All of the above maladjustments, have continuously exerted serious pressure on the local currency. The Naira, shall remain perpetually under pressure, as long as, the country remains unproductive, relies to a great extent on the export of a mono product-oil and gas, inadequate health and education facilities. The value of the Naira, simply put, shall be determined by some underlying economic factors that determine the values of other currencies and demand and supply.
Now that the Oil boom is ebbing or more or less over, Nigeria that had gone a borrowing and as the popular saying goes: “He who goes à borrowing, goes a sorrowing”. The lenders, banks and other creditors of Nigeria have come to collect the debts owed by Nigeria- a customer that was expected to have utilized its revenues and loans prudently in order to generate the resources that would have impacted on the quality of life and human development for majority of its citizens, chose instead to throw a lavish champagne and caviar party.

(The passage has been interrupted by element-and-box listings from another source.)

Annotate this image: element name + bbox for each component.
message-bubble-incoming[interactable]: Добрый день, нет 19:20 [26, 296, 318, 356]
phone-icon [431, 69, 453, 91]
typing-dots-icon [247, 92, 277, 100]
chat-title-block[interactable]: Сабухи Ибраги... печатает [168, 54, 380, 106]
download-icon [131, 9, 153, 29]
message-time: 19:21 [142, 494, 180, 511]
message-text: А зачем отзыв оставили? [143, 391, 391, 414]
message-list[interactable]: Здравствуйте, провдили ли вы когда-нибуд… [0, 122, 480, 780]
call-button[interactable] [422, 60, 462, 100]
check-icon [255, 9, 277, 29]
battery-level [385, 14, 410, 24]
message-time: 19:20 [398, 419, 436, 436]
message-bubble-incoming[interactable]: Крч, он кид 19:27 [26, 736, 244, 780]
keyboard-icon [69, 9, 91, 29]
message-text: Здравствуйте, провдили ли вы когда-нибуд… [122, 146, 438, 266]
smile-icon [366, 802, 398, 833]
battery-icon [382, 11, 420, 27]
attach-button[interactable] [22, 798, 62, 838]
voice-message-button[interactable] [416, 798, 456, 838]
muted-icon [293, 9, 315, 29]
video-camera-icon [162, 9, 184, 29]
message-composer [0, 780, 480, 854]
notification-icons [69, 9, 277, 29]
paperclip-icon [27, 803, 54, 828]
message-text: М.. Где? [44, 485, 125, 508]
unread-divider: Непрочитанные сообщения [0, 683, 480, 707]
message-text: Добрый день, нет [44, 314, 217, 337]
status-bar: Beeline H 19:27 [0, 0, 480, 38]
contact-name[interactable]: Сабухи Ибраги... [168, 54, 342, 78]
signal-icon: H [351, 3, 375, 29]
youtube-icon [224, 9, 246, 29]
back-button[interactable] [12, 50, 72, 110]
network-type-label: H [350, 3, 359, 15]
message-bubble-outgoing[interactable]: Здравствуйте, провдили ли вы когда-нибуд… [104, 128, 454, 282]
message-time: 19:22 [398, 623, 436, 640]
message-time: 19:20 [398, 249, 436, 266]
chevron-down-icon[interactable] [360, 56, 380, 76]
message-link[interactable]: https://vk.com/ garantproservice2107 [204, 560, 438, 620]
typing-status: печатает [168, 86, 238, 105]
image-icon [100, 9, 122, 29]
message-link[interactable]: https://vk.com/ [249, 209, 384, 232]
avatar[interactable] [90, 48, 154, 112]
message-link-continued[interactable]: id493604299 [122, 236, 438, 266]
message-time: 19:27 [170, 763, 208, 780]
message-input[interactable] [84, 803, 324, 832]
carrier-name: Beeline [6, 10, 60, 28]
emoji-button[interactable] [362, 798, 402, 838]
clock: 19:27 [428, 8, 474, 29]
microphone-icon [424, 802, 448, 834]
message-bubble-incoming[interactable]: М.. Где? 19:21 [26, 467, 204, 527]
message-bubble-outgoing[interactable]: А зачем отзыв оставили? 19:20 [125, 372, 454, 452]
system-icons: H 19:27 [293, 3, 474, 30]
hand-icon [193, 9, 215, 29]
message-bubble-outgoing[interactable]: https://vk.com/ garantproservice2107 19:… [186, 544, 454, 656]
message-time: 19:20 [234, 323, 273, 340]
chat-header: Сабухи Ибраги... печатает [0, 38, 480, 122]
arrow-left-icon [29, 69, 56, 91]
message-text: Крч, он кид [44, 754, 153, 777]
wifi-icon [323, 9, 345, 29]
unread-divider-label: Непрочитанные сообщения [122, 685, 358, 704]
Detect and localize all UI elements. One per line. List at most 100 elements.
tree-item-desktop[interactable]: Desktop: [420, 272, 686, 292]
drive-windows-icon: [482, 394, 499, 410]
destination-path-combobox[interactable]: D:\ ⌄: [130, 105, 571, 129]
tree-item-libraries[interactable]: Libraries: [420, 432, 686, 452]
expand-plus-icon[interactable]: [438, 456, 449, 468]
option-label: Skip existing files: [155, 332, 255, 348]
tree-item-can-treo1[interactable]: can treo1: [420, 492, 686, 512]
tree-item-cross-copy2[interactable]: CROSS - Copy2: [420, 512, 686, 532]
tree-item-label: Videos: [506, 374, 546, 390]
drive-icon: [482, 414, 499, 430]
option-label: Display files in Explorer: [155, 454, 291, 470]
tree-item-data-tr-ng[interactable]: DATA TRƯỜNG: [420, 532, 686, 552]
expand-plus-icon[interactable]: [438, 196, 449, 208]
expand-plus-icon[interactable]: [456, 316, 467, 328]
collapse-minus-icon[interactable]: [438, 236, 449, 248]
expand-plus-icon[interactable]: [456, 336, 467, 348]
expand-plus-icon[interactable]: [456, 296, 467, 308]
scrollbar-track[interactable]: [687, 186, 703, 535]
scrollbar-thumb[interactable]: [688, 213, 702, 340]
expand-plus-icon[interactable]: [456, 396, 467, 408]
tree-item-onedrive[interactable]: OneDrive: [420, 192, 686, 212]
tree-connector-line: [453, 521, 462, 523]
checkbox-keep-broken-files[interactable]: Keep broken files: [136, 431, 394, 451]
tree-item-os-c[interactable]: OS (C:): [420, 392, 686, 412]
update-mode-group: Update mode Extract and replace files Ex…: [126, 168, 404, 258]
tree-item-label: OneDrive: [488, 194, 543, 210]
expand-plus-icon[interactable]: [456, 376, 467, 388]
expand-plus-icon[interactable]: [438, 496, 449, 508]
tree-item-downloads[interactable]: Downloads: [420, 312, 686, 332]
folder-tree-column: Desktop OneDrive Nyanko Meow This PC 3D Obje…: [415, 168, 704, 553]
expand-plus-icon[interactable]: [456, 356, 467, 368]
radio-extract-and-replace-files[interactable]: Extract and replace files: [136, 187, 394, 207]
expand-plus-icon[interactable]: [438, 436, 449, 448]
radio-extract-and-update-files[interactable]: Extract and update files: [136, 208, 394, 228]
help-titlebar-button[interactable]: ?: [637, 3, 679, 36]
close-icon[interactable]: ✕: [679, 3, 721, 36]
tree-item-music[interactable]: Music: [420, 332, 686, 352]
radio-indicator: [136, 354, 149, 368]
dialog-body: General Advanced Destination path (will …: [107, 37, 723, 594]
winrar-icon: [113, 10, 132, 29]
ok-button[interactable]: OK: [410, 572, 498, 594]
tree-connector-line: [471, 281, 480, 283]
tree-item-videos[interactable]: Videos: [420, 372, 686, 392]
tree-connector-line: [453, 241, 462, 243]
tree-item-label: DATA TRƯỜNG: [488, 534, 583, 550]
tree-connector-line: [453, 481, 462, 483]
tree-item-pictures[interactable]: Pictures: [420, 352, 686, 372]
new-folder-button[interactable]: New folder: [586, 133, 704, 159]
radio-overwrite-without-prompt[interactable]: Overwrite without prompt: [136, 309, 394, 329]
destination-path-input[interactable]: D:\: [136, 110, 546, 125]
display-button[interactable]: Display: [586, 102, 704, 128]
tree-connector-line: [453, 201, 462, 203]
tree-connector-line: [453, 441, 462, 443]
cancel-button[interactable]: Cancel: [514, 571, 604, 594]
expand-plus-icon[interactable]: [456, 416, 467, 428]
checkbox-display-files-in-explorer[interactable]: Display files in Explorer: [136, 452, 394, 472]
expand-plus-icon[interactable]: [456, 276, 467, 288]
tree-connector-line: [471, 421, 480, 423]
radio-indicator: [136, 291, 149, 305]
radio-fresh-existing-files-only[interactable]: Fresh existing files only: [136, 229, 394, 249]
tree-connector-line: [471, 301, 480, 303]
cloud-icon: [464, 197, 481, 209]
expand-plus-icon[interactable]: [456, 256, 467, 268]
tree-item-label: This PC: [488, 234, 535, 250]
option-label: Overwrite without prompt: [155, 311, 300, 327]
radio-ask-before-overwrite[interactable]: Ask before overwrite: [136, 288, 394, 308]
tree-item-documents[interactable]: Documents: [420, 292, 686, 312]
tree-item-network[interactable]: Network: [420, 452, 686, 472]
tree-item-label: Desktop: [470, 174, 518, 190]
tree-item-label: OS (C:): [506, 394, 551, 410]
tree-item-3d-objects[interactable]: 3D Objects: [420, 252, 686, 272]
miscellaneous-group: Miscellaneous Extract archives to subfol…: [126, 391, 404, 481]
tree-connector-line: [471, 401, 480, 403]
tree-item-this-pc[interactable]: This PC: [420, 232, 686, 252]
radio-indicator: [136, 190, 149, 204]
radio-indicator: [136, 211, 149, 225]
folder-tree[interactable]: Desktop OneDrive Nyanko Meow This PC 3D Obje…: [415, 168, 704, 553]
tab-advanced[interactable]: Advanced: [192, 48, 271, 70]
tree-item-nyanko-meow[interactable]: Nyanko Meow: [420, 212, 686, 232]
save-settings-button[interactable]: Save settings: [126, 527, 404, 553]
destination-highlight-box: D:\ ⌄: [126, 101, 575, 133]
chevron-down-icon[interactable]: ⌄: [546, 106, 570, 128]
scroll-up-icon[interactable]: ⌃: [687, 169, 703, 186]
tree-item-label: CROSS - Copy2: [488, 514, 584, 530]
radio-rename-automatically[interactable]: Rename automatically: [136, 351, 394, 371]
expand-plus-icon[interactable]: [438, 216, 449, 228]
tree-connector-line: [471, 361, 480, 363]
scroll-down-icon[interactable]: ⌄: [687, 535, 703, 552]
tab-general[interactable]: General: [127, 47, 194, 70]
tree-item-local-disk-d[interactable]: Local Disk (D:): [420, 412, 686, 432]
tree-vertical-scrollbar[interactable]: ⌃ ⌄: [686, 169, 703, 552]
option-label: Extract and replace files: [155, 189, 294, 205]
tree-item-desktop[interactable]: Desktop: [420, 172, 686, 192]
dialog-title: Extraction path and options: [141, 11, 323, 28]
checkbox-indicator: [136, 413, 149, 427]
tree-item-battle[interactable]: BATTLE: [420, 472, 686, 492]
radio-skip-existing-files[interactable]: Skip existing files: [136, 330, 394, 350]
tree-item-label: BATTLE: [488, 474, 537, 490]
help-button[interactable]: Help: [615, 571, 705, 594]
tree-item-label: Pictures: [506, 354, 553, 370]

Instead of the banks/creditors, getting paid the overdue loan repayment, they found all the champagne and drinks consumed, the glasses broken, the cutlery stolen and the drunken debtor, laying on the floor in stupor, wondering what happened to all those guests who were goading him on and having the time of their lives.
The debt collectors, are just waiting patiently for Nigeria to recover from its hang over.
This is the sad story of a once promising Nigeria and her currency, the Naira.